The Tenth Schedule was amended by the 91st Amendment to remove the exemption for:

Correct answer: (C) Splits (one-third members forming a separate group).

The Constitution (Ninety-first Amendment) Act, 2003 removed the Tenth Schedule exemption for splits, where at least one-third of a legislature party formed a separate group.

  1. (A)

    Nominated members

  2. (B)

    Mergers

  3. (C)

    Splits (one-third members forming a separate group)

  4. (D)

    Independent candidates

Explanation

The anti-defection question turns on the difference between a split and a merger under the Tenth Schedule. The cited Law Commission report states that Paragraph 3 originally protected members from disqualification when a split involved not less than one-third of the members of their legislature party. That protection was criticised because splits were being engineered to escape the anti-defection law. The Constitution (Ninety-first Amendment) Act, 2003 therefore omitted Paragraph 3 altogether. The same report also notes that Paragraph 4, dealing with mergers, was not deleted and continues as an exception where not less than two-thirds of the members agree to the merger. So the removed exemption was the one-third split exemption, not the merger exception.
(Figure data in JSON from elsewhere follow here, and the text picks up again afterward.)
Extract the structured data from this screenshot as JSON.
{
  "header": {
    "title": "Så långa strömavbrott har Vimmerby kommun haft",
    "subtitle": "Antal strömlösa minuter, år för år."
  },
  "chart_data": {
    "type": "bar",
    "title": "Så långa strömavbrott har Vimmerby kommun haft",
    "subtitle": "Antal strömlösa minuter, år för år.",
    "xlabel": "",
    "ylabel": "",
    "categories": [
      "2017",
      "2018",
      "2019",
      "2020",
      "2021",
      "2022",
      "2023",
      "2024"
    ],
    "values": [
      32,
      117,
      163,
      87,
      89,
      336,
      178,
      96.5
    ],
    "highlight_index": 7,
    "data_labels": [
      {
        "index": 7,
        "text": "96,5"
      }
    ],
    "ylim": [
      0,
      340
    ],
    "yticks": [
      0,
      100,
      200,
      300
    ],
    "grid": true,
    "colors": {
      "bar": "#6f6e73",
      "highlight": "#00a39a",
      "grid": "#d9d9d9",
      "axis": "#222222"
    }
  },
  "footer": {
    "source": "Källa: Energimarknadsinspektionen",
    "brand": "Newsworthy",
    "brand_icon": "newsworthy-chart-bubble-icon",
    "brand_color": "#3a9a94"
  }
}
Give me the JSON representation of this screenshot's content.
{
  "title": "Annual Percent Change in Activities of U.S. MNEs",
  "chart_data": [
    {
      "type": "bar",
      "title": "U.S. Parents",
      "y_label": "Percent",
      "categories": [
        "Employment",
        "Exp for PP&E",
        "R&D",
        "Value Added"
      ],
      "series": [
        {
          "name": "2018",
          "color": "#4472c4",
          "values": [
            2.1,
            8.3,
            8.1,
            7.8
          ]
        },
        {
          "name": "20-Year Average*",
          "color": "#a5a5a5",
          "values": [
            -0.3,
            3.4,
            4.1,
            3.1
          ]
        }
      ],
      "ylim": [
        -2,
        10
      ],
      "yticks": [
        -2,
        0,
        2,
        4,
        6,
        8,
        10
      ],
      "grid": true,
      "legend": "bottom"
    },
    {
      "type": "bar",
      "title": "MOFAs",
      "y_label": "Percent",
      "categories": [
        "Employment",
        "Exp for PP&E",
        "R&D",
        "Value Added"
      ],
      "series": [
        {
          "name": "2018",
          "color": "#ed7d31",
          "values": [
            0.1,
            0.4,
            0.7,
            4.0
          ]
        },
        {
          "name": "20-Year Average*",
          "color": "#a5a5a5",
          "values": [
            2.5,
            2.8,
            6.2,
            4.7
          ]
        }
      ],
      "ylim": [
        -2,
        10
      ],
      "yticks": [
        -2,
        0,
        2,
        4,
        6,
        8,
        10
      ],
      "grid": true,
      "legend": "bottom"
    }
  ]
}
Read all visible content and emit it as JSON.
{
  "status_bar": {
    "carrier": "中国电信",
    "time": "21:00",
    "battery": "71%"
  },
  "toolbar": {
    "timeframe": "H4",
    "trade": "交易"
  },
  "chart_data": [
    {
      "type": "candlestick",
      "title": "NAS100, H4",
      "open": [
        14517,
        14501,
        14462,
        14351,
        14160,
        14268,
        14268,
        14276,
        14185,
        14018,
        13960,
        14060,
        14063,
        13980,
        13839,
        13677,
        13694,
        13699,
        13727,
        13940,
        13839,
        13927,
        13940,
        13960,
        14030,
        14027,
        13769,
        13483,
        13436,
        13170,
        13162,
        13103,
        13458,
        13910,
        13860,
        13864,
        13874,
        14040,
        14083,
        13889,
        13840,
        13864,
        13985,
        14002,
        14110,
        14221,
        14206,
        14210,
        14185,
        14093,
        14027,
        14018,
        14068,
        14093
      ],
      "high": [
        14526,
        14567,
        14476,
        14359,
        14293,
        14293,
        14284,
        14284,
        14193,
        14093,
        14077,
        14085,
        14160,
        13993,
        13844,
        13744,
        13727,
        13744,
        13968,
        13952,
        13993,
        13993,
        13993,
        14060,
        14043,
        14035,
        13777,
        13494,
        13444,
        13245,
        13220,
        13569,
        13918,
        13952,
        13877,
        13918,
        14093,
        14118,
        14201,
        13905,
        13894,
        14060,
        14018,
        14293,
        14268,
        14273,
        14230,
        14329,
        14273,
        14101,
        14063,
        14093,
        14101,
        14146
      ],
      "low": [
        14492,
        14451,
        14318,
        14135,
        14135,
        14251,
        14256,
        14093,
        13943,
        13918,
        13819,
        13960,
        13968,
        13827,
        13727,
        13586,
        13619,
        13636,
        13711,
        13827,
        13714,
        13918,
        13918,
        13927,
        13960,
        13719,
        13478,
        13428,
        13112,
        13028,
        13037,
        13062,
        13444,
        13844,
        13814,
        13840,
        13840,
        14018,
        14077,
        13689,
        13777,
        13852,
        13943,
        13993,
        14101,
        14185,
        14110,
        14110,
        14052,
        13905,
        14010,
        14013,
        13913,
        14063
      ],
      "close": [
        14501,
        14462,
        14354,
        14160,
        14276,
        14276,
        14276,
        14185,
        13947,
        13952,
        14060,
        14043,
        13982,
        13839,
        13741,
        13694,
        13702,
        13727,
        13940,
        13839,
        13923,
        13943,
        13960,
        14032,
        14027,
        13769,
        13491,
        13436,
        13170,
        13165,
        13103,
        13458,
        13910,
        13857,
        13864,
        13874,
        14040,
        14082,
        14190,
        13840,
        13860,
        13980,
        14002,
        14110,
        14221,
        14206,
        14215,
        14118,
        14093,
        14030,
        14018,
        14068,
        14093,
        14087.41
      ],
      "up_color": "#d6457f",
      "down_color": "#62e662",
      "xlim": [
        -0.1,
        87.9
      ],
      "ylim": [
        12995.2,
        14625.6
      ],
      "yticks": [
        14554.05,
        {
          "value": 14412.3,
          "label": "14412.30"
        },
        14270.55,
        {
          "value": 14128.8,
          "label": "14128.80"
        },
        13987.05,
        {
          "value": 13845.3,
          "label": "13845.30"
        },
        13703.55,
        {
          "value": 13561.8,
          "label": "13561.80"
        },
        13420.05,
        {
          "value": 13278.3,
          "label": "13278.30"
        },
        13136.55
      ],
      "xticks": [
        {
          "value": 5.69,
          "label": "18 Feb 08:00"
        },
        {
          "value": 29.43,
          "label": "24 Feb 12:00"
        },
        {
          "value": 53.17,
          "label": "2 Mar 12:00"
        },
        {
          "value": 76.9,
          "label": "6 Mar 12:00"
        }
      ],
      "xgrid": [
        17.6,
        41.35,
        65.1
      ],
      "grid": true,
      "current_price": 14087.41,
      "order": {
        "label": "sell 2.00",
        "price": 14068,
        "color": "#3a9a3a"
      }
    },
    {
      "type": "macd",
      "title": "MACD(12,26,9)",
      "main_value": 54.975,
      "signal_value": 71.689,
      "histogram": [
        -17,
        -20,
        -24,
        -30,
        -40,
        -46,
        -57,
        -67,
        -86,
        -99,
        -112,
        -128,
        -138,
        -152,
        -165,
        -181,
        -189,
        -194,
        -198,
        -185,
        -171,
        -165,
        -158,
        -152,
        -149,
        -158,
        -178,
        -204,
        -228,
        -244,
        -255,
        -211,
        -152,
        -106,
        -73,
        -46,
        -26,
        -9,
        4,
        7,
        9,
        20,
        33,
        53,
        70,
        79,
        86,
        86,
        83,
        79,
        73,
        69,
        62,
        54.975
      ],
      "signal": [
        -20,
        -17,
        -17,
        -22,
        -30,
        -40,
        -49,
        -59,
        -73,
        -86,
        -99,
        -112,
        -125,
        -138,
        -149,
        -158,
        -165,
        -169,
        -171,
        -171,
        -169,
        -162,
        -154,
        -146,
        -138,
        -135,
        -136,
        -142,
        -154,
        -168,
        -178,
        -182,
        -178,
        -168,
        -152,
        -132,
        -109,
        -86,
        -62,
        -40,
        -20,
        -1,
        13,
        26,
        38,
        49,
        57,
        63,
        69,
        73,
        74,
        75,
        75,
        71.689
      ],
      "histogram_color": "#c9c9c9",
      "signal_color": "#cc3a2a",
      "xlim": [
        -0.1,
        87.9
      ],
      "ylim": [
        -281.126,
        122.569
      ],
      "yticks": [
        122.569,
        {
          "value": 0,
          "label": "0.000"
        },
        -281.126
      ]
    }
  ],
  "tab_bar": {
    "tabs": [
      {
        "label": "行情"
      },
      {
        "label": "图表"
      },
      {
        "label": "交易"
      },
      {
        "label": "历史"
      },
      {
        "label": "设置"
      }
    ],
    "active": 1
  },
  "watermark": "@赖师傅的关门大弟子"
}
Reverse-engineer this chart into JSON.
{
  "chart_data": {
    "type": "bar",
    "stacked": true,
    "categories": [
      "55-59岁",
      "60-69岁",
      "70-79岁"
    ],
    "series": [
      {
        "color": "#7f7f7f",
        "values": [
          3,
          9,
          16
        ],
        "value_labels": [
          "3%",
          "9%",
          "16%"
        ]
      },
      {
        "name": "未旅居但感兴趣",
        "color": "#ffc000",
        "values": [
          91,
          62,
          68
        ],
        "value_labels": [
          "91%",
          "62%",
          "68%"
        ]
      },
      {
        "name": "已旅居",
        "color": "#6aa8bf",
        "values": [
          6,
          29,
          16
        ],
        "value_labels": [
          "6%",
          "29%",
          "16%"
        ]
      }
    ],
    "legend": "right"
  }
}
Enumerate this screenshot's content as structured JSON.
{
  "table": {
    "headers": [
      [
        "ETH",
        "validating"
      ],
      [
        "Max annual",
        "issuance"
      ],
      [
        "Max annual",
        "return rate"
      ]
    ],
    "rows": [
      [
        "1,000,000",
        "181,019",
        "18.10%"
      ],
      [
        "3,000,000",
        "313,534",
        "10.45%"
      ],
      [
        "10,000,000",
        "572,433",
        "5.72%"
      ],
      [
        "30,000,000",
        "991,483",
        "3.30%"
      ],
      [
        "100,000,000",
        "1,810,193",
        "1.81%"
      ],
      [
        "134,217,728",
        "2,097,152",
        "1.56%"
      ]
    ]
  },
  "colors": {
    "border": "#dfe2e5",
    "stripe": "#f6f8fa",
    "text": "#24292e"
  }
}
Why the other options are wrong

  • (A) Nominated members are not the removed Paragraph 3 exemption; the amendment discussed here targeted engineered one-third splits in legislature parties.
  • (B) Mergers are wrong because the Law Commission report says Paragraph 4 on mergers was not deleted and continues as an exception, subject to the two-thirds requirement.
  • (D) Independent candidates are not the Paragraph 3 category removed by the Ninety-first Amendment; the deleted exemption concerned splits by one-third members of a legislature party.

Concept

This tests the anti-defection provisions of the Tenth Schedule, especially the distinction between split and merger. It recurs in RAS because constitutional amendments and legislative disqualification rules are standard polity favourites.